In this problem, you will write a script that reads lines from a file containing tab-delimited text storing people's names, ages, and ID numbers. Your job will be to print out the last names of the individuals whose ages are at most 25 and whose ID numbers are at least 500.
To make it more interesting, we have added a way to check your work. Each file includes a header line (i.e., the first line of the file) that contains five columns rather than four. This means, by the way, that you should deal with it before entering the loop, because it is different. (We suggest using a Boolean "flag" variable to tell whether you've read this line yet.) The first four columns in this header line tell you what information appears in their respective columns in the rest of the file (just like any header line typically would). The fifth column in the header line contains a silly joke or riddle. Have your script print this out.
Next, solve the problem above, and print out the last names of entries satisfying the specified criteria, one per line. If you have done this correctly, the first letters of the list of last names will spell out the answer to the riddle.
Recall that each line will be read in as a string. You will then need to separate on the tab character ("\t") to identify the "tokens" in the line. These will still be strings, so be sure to convert them to the appropriate type if you are concerned with numeric rather than string values (e.g., you want to compare 13 to 25, not "13" to 25).
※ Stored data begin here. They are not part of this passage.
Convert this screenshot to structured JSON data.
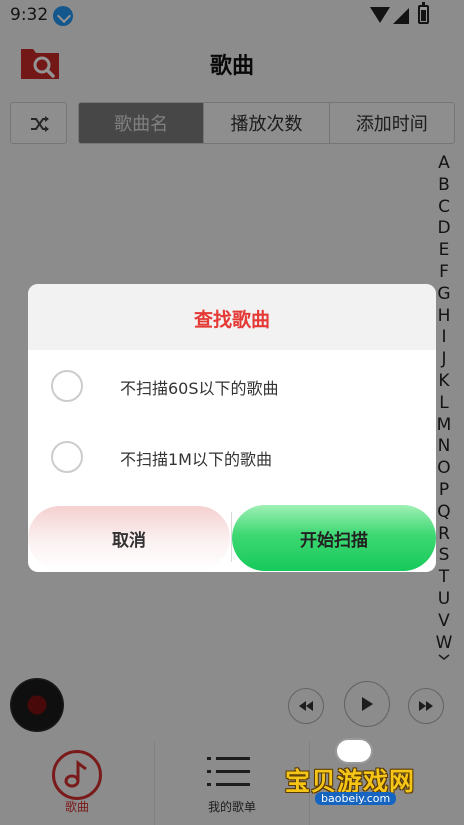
{
  "status_bar": {
    "time": "9:32"
  },
  "header": {
    "title": "歌曲"
  },
  "sort_tabs": [
    {
      "label": "歌曲名",
      "active": true
    },
    {
      "label": "播放次数",
      "active": false
    },
    {
      "label": "添加时间",
      "active": false
    }
  ],
  "alphabet": [
    "A",
    "B",
    "C",
    "D",
    "E",
    "F",
    "G",
    "H",
    "I",
    "J",
    "K",
    "L",
    "M",
    "N",
    "O",
    "P",
    "Q",
    "R",
    "S",
    "T",
    "U",
    "V",
    "W"
  ],
  "dialog": {
    "title": "查找歌曲",
    "options": [
      {
        "label": "不扫描60S以下的歌曲",
        "checked": false
      },
      {
        "label": "不扫描1M以下的歌曲",
        "checked": false
      }
    ],
    "cancel_label": "取消",
    "start_label": "开始扫描"
  },
  "bottom_nav": [
    {
      "label": "歌曲",
      "active": true
    },
    {
      "label": "我的歌单",
      "active": false
    }
  ],
  "watermark": {
    "text": "宝贝游戏网",
    "sub": "baobeiy.com"
  },
  "colors": {
    "accent_red": "#d32f2f",
    "title_red": "#e53935",
    "start_green": "#22cc5e"
  }
}
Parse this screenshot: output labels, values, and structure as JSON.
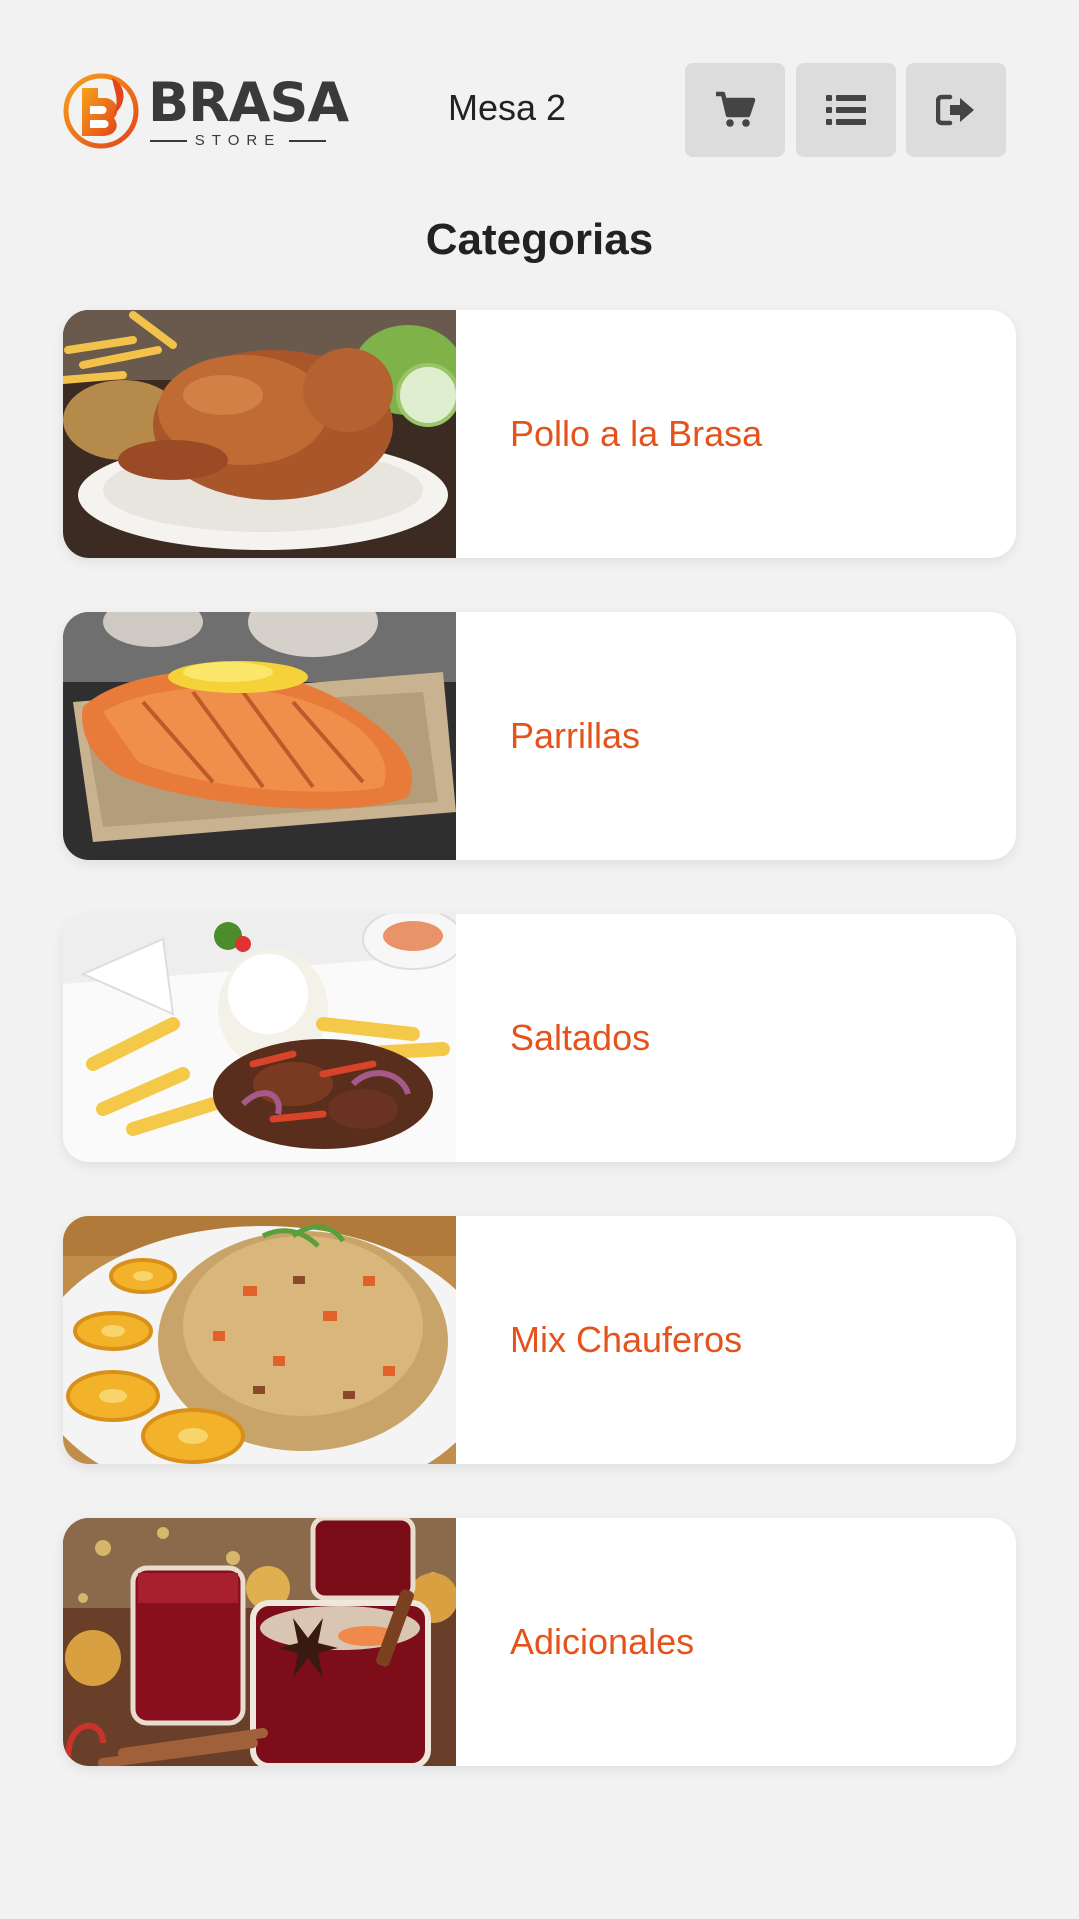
{
  "header": {
    "logo": {
      "letter": "B",
      "word": "BRASA",
      "sub": "STORE"
    },
    "table_label": "Mesa 2",
    "buttons": [
      {
        "name": "cart",
        "icon": "shopping-cart-icon"
      },
      {
        "name": "orders",
        "icon": "list-icon"
      },
      {
        "name": "logout",
        "icon": "sign-out-icon"
      }
    ]
  },
  "page_title": "Categorias",
  "categories": [
    {
      "label": "Pollo a la Brasa",
      "image": "roast-chicken-image"
    },
    {
      "label": "Parrillas",
      "image": "grilled-salmon-image"
    },
    {
      "label": "Saltados",
      "image": "lomo-saltado-image"
    },
    {
      "label": "Mix Chauferos",
      "image": "fried-rice-image"
    },
    {
      "label": "Adicionales",
      "image": "mulled-wine-drinks-image"
    }
  ],
  "colors": {
    "accent": "#e4531b",
    "background": "#f2f2f2",
    "button_bg": "#dcdcdc",
    "icon": "#444444"
  }
}
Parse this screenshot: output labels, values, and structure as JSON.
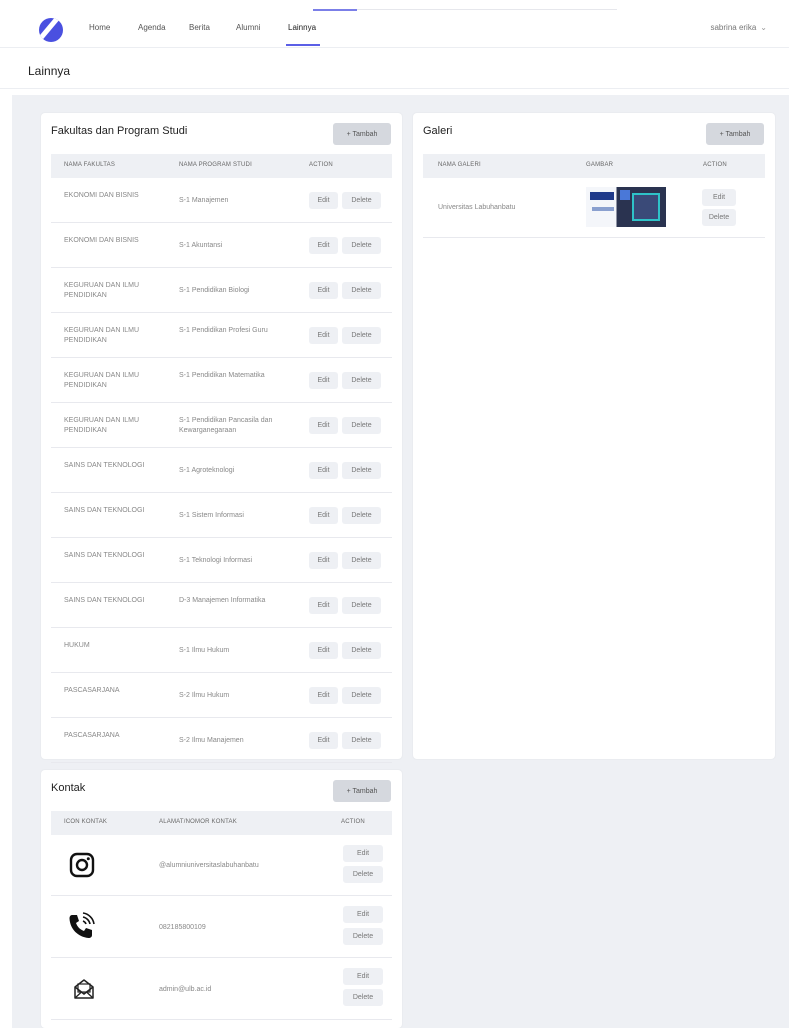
{
  "nav": {
    "items": [
      "Home",
      "Agenda",
      "Berita",
      "Alumni",
      "Lainnya"
    ],
    "active": "Lainnya",
    "user_name": "sabrina erika"
  },
  "page_title": "Lainnya",
  "fakultas": {
    "title": "Fakultas dan Program Studi",
    "add_label": "+ Tambah",
    "columns": [
      "NAMA FAKULTAS",
      "NAMA PROGRAM STUDI",
      "ACTION"
    ],
    "rows": [
      {
        "fakultas": "EKONOMI DAN BISNIS",
        "prodi": "S-1 Manajemen"
      },
      {
        "fakultas": "EKONOMI DAN BISNIS",
        "prodi": "S-1 Akuntansi"
      },
      {
        "fakultas": "KEGURUAN DAN ILMU PENDIDIKAN",
        "prodi": "S-1 Pendidikan Biologi"
      },
      {
        "fakultas": "KEGURUAN DAN ILMU PENDIDIKAN",
        "prodi": "S-1 Pendidikan Profesi Guru"
      },
      {
        "fakultas": "KEGURUAN DAN ILMU PENDIDIKAN",
        "prodi": "S-1 Pendidikan Matematika"
      },
      {
        "fakultas": "KEGURUAN DAN ILMU PENDIDIKAN",
        "prodi": "S-1 Pendidikan Pancasila dan Kewarganegaraan"
      },
      {
        "fakultas": "SAINS DAN TEKNOLOGI",
        "prodi": "S-1 Agroteknologi"
      },
      {
        "fakultas": "SAINS DAN TEKNOLOGI",
        "prodi": "S-1 Sistem Informasi"
      },
      {
        "fakultas": "SAINS DAN TEKNOLOGI",
        "prodi": "S-1 Teknologi Informasi"
      },
      {
        "fakultas": "SAINS DAN TEKNOLOGI",
        "prodi": "D-3 Manajemen Informatika"
      },
      {
        "fakultas": "HUKUM",
        "prodi": "S-1 Ilmu Hukum"
      },
      {
        "fakultas": "PASCASARJANA",
        "prodi": "S-2 Ilmu Hukum"
      },
      {
        "fakultas": "PASCASARJANA",
        "prodi": "S-2 Ilmu Manajemen"
      }
    ],
    "edit_label": "Edit",
    "delete_label": "Delete"
  },
  "galeri": {
    "title": "Galeri",
    "add_label": "+ Tambah",
    "columns": [
      "NAMA GALERI",
      "GAMBAR",
      "ACTION"
    ],
    "rows": [
      {
        "nama": "Universitas Labuhanbatu",
        "icon": "campus-photo"
      }
    ],
    "edit_label": "Edit",
    "delete_label": "Delete"
  },
  "kontak": {
    "title": "Kontak",
    "add_label": "+ Tambah",
    "columns": [
      "ICON KONTAK",
      "ALAMAT/NOMOR KONTAK",
      "ACTION"
    ],
    "rows": [
      {
        "icon": "instagram-icon",
        "value": "@alumniuniversitaslabuhanbatu"
      },
      {
        "icon": "phone-icon",
        "value": "082185800109"
      },
      {
        "icon": "mail-icon",
        "value": "admin@ulb.ac.id"
      }
    ],
    "edit_label": "Edit",
    "delete_label": "Delete"
  },
  "colors": {
    "accent": "#5b5fe6",
    "logo": "#4a50e0",
    "panel_bg": "#eef0f4"
  }
}
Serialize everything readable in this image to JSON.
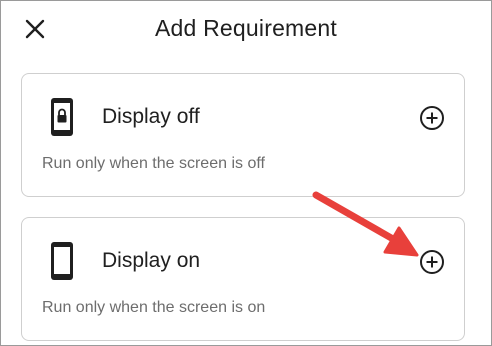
{
  "header": {
    "close_icon": "close-icon",
    "title": "Add Requirement"
  },
  "requirements": [
    {
      "title": "Display off",
      "description": "Run only when the screen is off",
      "icon": "phone-lock-icon",
      "action_icon": "add-circle-icon"
    },
    {
      "title": "Display on",
      "description": "Run only when the screen is on",
      "icon": "phone-icon",
      "action_icon": "add-circle-icon"
    }
  ],
  "annotation": {
    "icon": "red-arrow-pointer",
    "color": "#e8403b"
  },
  "colors": {
    "text": "#202020",
    "secondary_text": "#6d6d6d",
    "card_border": "#cfcfcf"
  }
}
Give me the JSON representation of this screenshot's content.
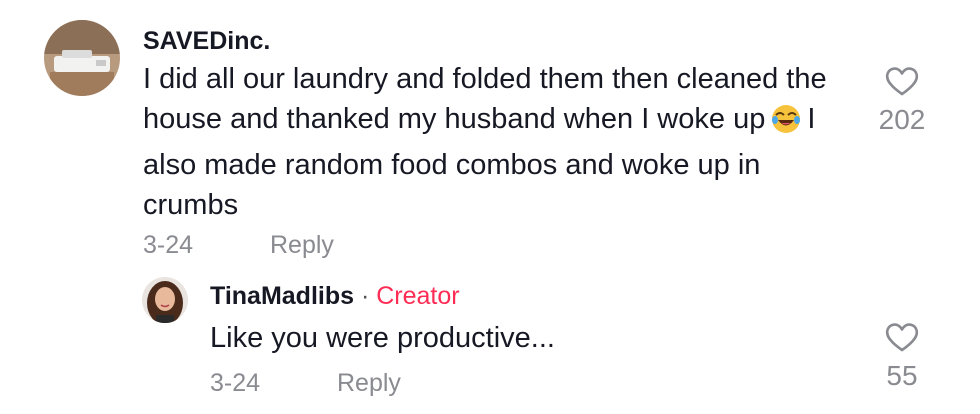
{
  "comments": [
    {
      "username": "SAVEDinc.",
      "text_before_emoji": "I did all our laundry and folded them then cleaned the house and thanked my husband when I woke up",
      "emoji": "laughing-crying-emoji",
      "text_after_emoji": "I also made random food combos and woke up in crumbs",
      "date": "3-24",
      "reply_label": "Reply",
      "like_count": "202"
    }
  ],
  "replies": [
    {
      "username": "TinaMadlibs",
      "separator": " · ",
      "badge": "Creator",
      "text": "Like you were productive...",
      "date": "3-24",
      "reply_label": "Reply",
      "like_count": "55"
    }
  ],
  "colors": {
    "creator_badge": "#fe2c55",
    "meta_text": "#8a8b91",
    "primary_text": "#161823"
  },
  "icons": [
    "heart-outline-icon",
    "laughing-crying-emoji"
  ]
}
A sample run of the program might look like this:
What do you call an ancient reptile with an excellent vocabulary? Agnew Thweatt Hopton Edmonson Stanback Arboleda Underhill Ransdell Unsworth Schultheis
Finally, modify the program to print just the first letters of the last names it is now printing. So a sample run of the program would now look like this:
What do you call an ancient reptile with an excellent vocabulary? A T H E S A U R U S
When you are reading from the file, you will need to remove the last charcter from each line. You will also want to split() the line up into a list to choose just the fields you want. Start counting at zero.
I would suggest starting with the very short input file called demo.txt - it only contains 5 lines and should print out names starting with the letters Y, E, and S.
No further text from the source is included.